Hardware acceleration for post-quantum cryptography

Communication security of today heavily relies on the assumption that some mathematical problems are extremely difficult to solve and thus breaking encryptions based on such problems requires a very long time. While such encryptions are secure now, the probable diffusion of quantum computers in the foreseeable future makes the initial assumption fall short: quantum computations are efficient at breaking the most widespread algorithms in use. Post-quantum cryptographic systems are based on problems that are not (or marginally) affected by the peculiarity of quantum computing: AES and many other hashing functions fall in this category, with quantum operations just moving the problem from O(N) to O(sqrt(N)), with N being the number of operations needed to find a solution. This is effectively countered by using double the number of bits and squaring the complexity. Other proposals are based on variations of error-correctiong codes used in data transmission, so that the data is encoded and errors are purposely introduced in the encrypted version.
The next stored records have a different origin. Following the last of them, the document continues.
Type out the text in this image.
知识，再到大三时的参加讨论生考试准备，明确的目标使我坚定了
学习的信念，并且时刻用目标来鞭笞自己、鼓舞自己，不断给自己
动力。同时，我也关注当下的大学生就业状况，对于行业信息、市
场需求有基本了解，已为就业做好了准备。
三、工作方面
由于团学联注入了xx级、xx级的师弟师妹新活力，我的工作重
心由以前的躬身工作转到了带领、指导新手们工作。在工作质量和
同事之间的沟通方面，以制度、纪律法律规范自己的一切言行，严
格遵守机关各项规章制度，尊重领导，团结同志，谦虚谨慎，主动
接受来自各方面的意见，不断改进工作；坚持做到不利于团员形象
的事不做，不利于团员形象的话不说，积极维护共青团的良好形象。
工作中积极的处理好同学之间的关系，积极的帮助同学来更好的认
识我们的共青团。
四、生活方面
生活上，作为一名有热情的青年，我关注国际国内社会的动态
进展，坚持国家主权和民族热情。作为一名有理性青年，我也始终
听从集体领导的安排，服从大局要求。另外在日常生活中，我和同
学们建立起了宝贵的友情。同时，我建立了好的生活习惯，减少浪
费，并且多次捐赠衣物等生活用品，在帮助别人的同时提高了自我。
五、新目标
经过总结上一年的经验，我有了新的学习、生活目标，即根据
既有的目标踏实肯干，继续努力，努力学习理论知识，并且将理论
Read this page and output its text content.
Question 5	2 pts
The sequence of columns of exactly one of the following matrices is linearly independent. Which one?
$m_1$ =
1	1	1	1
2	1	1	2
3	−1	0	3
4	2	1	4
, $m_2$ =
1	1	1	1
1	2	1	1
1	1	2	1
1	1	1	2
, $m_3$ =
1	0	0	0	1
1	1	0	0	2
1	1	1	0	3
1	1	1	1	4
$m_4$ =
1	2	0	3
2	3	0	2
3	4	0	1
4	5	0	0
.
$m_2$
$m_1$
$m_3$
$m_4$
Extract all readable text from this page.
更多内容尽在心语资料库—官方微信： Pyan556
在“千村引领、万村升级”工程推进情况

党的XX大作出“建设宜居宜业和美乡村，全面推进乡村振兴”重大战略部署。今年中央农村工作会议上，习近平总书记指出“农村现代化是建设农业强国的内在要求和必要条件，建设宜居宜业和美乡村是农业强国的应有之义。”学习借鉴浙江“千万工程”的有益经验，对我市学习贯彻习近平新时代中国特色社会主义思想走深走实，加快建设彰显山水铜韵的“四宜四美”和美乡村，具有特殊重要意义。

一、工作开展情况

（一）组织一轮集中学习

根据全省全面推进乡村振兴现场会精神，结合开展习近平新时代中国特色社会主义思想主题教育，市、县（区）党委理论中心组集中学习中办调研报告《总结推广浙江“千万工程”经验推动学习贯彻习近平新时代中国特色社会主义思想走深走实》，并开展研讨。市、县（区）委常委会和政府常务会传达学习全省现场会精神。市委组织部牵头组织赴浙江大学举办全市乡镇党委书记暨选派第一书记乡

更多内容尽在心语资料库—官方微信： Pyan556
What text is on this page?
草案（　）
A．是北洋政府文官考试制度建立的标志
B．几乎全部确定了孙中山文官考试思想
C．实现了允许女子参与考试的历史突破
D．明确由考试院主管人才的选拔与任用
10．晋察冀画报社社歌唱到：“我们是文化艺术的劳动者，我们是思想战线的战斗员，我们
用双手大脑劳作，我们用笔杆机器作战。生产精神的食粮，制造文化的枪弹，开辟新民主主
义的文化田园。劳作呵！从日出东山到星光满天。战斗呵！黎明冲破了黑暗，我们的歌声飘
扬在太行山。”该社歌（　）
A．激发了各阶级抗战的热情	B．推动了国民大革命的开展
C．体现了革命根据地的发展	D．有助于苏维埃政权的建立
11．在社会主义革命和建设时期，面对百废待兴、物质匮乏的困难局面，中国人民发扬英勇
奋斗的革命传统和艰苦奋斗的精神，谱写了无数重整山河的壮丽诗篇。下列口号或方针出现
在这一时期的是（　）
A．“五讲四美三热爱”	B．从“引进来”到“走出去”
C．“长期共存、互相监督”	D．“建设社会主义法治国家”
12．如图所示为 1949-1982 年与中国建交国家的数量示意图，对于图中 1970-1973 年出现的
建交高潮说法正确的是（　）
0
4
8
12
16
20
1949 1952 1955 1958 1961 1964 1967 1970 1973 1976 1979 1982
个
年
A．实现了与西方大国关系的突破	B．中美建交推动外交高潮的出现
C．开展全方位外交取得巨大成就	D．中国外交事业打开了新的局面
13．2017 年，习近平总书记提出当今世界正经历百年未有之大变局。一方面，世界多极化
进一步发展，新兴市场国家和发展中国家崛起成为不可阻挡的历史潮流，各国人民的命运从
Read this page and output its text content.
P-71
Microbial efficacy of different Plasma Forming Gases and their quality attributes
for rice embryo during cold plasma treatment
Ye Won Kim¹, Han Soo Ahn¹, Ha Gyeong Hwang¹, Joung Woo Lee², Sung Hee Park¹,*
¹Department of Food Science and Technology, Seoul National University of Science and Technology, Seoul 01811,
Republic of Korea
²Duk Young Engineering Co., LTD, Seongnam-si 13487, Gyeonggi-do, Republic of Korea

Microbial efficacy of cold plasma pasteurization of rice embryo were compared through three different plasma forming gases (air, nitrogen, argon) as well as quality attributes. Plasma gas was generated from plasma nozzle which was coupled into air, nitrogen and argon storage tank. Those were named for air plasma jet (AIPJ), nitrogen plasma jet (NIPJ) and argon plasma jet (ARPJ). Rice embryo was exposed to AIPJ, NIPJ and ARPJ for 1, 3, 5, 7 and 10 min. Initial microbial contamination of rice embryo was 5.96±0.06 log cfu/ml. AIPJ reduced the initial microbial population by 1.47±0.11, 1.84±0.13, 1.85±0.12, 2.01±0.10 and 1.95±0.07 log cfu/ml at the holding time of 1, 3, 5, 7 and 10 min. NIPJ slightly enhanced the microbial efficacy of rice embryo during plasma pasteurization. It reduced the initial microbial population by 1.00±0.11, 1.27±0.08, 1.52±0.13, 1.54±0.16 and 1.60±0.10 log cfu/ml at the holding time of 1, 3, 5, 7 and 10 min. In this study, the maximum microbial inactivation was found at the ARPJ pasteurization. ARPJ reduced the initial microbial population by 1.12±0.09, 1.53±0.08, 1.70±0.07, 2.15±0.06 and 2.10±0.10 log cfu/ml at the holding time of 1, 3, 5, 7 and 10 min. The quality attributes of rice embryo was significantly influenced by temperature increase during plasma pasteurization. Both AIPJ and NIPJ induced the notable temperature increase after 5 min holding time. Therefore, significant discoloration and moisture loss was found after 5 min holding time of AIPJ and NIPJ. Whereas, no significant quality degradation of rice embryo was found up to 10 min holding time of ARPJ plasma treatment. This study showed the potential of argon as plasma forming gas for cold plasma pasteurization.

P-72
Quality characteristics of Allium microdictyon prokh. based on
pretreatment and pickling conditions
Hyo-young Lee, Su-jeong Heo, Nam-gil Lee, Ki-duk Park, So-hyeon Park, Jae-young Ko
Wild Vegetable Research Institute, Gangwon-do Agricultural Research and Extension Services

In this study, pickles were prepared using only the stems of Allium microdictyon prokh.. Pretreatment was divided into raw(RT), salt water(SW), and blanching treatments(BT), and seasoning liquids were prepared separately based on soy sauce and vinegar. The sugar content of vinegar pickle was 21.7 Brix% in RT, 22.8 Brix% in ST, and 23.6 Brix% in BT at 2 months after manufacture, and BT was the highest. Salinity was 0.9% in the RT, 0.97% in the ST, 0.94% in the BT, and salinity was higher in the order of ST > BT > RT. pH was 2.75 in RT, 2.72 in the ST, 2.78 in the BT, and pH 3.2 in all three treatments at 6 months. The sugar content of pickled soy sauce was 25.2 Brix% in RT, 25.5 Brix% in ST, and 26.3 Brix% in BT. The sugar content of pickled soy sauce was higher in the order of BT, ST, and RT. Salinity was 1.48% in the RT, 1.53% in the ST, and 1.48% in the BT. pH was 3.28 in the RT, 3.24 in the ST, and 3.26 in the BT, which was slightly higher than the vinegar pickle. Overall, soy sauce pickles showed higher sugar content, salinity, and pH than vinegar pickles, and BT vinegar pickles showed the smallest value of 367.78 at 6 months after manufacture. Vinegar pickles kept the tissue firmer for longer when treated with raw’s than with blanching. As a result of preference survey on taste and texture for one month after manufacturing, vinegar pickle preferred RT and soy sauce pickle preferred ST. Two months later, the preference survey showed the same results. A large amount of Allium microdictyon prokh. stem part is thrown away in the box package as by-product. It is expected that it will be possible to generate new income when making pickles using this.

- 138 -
With no a priori knowledge on the location of such errors, reverse-engineering the generation matrix becomes a very arduous task, making the system de facto equivalent to the prime-based asymmetric key system in use today but without the vulnerability to quantum attacks. This work is focused on a hardware implementation of such a system, for use in low power applications that are likely to generate the bulk of encrypted traffic in the near future.